I shall now apply a theorem due to Kronecker, which M. H. Bohr recognised as of primary importance to the theory of Dirichlet series. Let $(x) = |x - \{x\}|$, where $\{x\}$ is entire in the neighbourhood (?) of $x$. There is, by Kronecker’s theorem, a $T$ such that: $\eta_{_{0}} < T < \eta_{_{0}}(\frac{1}{\xi} + 1)^{^{N}}$ and $(\frac{\gamma_{_{n}}.T}{2\pi})<\xi$

for $n \leq N$. I choose $N = \frac{a}{\xi},\ \eta = T + \xi$; whence, after (10), $|\texttt{I}f(\xi + i \eta) - \texttt{I}f(\xi + i \xi)| \leq \sum_{_{1}}^{^{N}}(\frac{|sin \gamma_{_{n}} \eta - sin \gamma_{_{n}} \xi|}{\gamma_{_{n}}}) + 2.\sum_{_{N+1}}^{^{\infty}}(\frac{e^{^{-\gamma_{_{n}}\xi}}}{\gamma_{_{n}}})$ $< 2\pi N \xi + (\frac{1}{2}A + \varepsilon).log\frac{1}{\xi} < 2\pi a + (\frac{1}{2}A + \varepsilon).log\frac{1}{\xi}$.

Thus

(11) $-\texttt{I}f(\xi + i \eta) > K.log\frac{1}{\xi}$.

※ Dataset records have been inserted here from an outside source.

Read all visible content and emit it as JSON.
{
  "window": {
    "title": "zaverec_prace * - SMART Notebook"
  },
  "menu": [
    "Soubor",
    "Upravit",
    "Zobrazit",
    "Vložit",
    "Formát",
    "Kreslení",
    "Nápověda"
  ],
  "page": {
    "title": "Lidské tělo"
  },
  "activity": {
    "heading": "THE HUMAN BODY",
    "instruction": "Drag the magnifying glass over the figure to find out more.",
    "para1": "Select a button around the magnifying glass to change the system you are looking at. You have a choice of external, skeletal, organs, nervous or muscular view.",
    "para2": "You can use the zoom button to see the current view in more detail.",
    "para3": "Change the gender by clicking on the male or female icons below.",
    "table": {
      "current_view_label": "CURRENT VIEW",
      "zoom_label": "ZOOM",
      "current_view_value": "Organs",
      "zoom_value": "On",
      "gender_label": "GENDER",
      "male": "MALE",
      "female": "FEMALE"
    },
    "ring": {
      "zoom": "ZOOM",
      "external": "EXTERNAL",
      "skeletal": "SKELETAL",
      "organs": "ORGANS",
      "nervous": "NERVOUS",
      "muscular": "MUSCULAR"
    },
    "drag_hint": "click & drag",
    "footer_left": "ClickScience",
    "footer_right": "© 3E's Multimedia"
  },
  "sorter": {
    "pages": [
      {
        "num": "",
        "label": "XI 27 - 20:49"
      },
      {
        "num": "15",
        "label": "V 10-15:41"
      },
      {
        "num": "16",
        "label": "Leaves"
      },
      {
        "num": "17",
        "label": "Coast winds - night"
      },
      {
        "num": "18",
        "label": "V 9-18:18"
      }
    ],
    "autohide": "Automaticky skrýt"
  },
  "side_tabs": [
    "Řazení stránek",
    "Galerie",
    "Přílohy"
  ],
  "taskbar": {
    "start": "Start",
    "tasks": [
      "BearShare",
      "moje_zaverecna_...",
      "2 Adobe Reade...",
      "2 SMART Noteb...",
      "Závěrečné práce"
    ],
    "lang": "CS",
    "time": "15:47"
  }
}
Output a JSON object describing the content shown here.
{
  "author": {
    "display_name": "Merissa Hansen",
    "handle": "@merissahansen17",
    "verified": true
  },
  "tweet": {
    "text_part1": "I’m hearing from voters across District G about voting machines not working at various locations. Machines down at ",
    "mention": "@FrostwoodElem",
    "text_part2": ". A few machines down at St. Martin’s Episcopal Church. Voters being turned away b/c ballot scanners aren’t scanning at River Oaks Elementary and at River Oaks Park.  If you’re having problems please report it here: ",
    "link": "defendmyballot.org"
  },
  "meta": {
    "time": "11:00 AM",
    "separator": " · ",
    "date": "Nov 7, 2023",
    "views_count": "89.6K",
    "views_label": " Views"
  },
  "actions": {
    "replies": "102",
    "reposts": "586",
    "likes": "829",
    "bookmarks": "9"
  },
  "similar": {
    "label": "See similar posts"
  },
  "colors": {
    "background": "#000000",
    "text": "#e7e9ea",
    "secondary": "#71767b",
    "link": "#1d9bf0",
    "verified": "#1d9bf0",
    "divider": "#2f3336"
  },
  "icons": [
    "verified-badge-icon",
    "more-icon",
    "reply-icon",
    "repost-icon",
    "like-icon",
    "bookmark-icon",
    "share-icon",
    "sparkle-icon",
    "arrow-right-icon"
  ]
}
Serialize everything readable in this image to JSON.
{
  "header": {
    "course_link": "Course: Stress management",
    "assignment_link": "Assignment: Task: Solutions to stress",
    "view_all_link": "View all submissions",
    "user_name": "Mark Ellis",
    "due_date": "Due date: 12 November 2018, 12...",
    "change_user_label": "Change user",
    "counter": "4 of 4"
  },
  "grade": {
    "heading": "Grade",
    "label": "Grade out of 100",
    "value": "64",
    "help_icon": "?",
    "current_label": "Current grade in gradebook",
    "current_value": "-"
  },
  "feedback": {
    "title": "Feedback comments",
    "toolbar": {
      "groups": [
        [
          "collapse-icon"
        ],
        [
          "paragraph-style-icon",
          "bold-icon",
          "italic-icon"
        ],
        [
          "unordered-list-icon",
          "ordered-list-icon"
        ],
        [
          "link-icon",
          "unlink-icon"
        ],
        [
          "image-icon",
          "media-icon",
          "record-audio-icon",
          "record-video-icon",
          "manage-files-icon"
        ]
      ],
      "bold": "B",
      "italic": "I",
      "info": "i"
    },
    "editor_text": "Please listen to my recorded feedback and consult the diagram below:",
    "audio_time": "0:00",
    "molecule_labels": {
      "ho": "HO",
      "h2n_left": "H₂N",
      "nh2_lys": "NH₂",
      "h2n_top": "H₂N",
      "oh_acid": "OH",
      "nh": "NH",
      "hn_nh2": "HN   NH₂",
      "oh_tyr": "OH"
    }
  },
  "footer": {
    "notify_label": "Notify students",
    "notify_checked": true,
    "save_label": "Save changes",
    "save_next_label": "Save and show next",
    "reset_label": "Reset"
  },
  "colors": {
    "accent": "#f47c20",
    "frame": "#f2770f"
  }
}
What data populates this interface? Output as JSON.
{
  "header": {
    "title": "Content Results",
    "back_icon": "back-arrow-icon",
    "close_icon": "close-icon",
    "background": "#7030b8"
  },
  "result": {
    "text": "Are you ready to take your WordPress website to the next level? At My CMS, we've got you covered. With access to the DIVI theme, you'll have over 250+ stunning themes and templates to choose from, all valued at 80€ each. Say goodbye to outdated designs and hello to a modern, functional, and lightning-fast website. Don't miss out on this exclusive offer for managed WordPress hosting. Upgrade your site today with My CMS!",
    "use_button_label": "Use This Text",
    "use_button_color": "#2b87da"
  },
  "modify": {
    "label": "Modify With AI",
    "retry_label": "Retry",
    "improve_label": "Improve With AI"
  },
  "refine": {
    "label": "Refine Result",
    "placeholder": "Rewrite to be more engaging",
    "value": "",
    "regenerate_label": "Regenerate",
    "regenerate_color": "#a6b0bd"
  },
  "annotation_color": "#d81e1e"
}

However $\eta < \xi + \eta_{_{0}}(\frac{1}{\xi} + 1)^{^{\frac{a}{\xi}}}$,

and (11) holds for arbitrary small values of $\xi$; which can easily be seen to yield the inequality of the lemma.

3. It suffices therefore, in order to establish the relations in (3), to show that an assumption, such that

(12) $\psi(x) - 1 < \delta. \sqrt{x}.log log log\ x$

for all $\delta > 0$ and $x > x_{_{0}}\delta$, contradicts the lemma.

From (6) and (7), we can show the existence of a curve $C$ where (?) $\xi = \xi(\eta)$, where $\xi(\eta)$ is positive, continuous, and increasing, such that

(13?) $|\sum_{_{1}}^{^{?}}\frac{sin \gamma_{_{n}}\eta}{\gamma_{_{n}}} - \sum_{_{1}}^{^{\infty}}\frac{sin \gamma_{_{n}}\eta}{\gamma_{_{n}}}.e^{^{-\gamma_{_{n}}\xi}}| < K$

for $0 < \xi \leq \xi_{_{n}}$. From (5), (12) and (13), we conclude $-\texttt{I} f(z) < \delta. log log\ \eta$ $[\eta > \eta_{_{0}}(\delta)]$

uniformly in the region $0 < \xi \leq \xi_{_{n}}$. Suppose $g(z) = e^{^{i f(z)}}(log\ z)^{^{-2.\delta}}$

We then have $g(z) = O(1)$ on $C$ and to the right of $\xi = 1$. We also have, by (5), (6), (7) and (8), $|\sum_{_{1}}^{^{n}}\frac{sin \gamma_{_{\nu}}\eta}{\gamma_{_{\nu}}}| = O(\eta^{^{2}})$

uniformly in $n$; whence we conclude $|\texttt{I}f(z)| = O(\eta^{^{2}}),\ g(z) = e^{^{0\eta^{^{2}}}}$

uniformly in the region $\xi(\eta) \leq \xi \leq 1$. Finally, by an extension of a theorem due to Lindelöf, we have $g(z) = O(1),\ -\texttt{I} f(z) < 3.\delta.log log\ \eta$

for $0 < \xi \leq 1$ and $\eta_{_{0}}(\delta) < \eta$, which contradicts the lemma in paragraph 3.